It`s a dream come true
After years of planning and managing a well-crafted fundraising campaign, your nonprofit lands a game-changing, million-dollar, unrestricted gift. Or maybe it’s an accumulation of smaller donations that develops into a pool of cash many times greater than the nonprofit’s annual budget. While you’d think such an opportunity would launch a flurry of activity to deploy those funds, we’ve found many organizations are left flat-footed, uncertain where to start with nonprofit investing. The cash ends up stalled in a checking account at the nonprofit’s bank for a year or more, while leadership and the board grapple with what to do first. The solution is to create a strong nonprofit investment plan that matches the organization’s most pressing strategic goals with the most appropriate investment objective in order to boost impact.
Step One: Prioritize Strategic Goals
To deploy a large unrestricted gift, the organization should first prioritize which strategic goal, among those below, most need funds.
1. Emergencies and Large Unexpected Expenses
While we always wish for the nonprofit to operate without failure, we know that’s impossible. For example, a large grant that was counted on for years is suddenly terminated. A key staff person leaves and the search for a replacement requires unanticipated recruiting costs. Without sufficient funds to address these challenges, it could spiral into further pain for the organization.
A pot of cash set aside that is easily accessible can give an organization peace of mind should these unexpected events take a major hit to the organization’s budget. If a nonprofit has yet to set aside reserves for emergencies, this must be achieved before any other investments are considered. For more information on how much to set aside in emergency reserves, refer to our article How Much in Reserves Should a Nonprofit Have?
2. Income Smoothing
A nonprofit may need occasional cash to manage fluctuations in the timing of donations or grants to effectively pay for fixed monthly expenses, such as rent and salaries. This income smoothing may be needed regularly or be used periodically to help the organization operate without long periods of scarcity.
3. Major Purchases
A growing and thriving nonprofit at some point will require equipment upgrades or new facilities. This often needs pre-planning months or years in advance, as does the saving or fundraising for this purchase. The funds allocated for the major purchase need to be set aside in an account that will not be touched for other purposes.
4. Growth and Perpetual Support
Funds set aside for a specific, long-term goal, like the expansion of a program or for perpetual support, also need to be ring-fenced safely to ensure its protection for a longer time horizon. This often requires a more comprehensive investment strategy, deploying a range of investments.
Step Two: Understand Investment Objectives
Nonprofit investing requires that the organization map its prioritized strategic goal to an investment objective. There are four basic investment objectives.

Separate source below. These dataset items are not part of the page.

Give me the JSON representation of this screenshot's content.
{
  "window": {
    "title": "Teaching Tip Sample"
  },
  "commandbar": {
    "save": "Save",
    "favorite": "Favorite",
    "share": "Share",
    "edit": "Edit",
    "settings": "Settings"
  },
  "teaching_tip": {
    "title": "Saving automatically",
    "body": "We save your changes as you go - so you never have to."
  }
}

Liquidity is the ease at which an asset can be converted to cash. The more liquid an investment, the easier it is to be converted to cash and therefore, quickly pay for needed goods and services. Savings accounts, money market accounts and short-term Treasury securities are examples of very liquid investments. Illiquid assets are those that cannot be quickly converted to cash. Examples include real estate and collectibles.
Investment income is money collected on top of an original investment. Many investment assets generate income, but investment income is mostly associated with savings accounts, CDs, money market funds, and bonds.
Growth or Capital Appreciation
Capital appreciation is a rise in the price of an investment over time. It is also the difference between the purchase price of an investment and the selling price of that same investment. Investments typically designed for capital appreciation are stocks, real estate, and commodities.
Step Three: Establish Time Horizon
Time horizon is the time interval from when nonprofit funds are invested to when the funds are used for their intended purpose. While professionals vary on their definitions of short-, medium- and long-term time horizons, we think of nonprofit funds used within two years to be short-term, medium-term considered between 2 years and 10 years and long-term for a period of over ten years.
The importance of time horizon in nonprofit investing is that it determines whether a) your investment is returned to you or b) you receive a return on your investment. With short-term investments you should expect to receive the money you invested back. Longer-term investments are expected to grow but are often more volatile—they experience significant changes in price—and need time to achieve positive returns.
Step Four: Match Nonprofit Strategic Goals with the Appropriate Investment Objective and Time Horizon
Once a nonprofit has determined its primary strategic goal associated with its large cash balance and understands the various investment objectives available to them, nonprofit leadership including the board should match the strategic goal to the investment objective and time horizon, preferably with help from an investment or financial professional. Below are some examples of that matching process.
Choosing the right investment objective for a large unrestricted philanthropic gift or cash balance does take some deliberation, planning and continuous management from nonprofit leaders and the board. But when the work is accomplished, you’re a robust nonprofit investing process can help your organization emerge stronger and resilient, providing more impact to the communities you serve.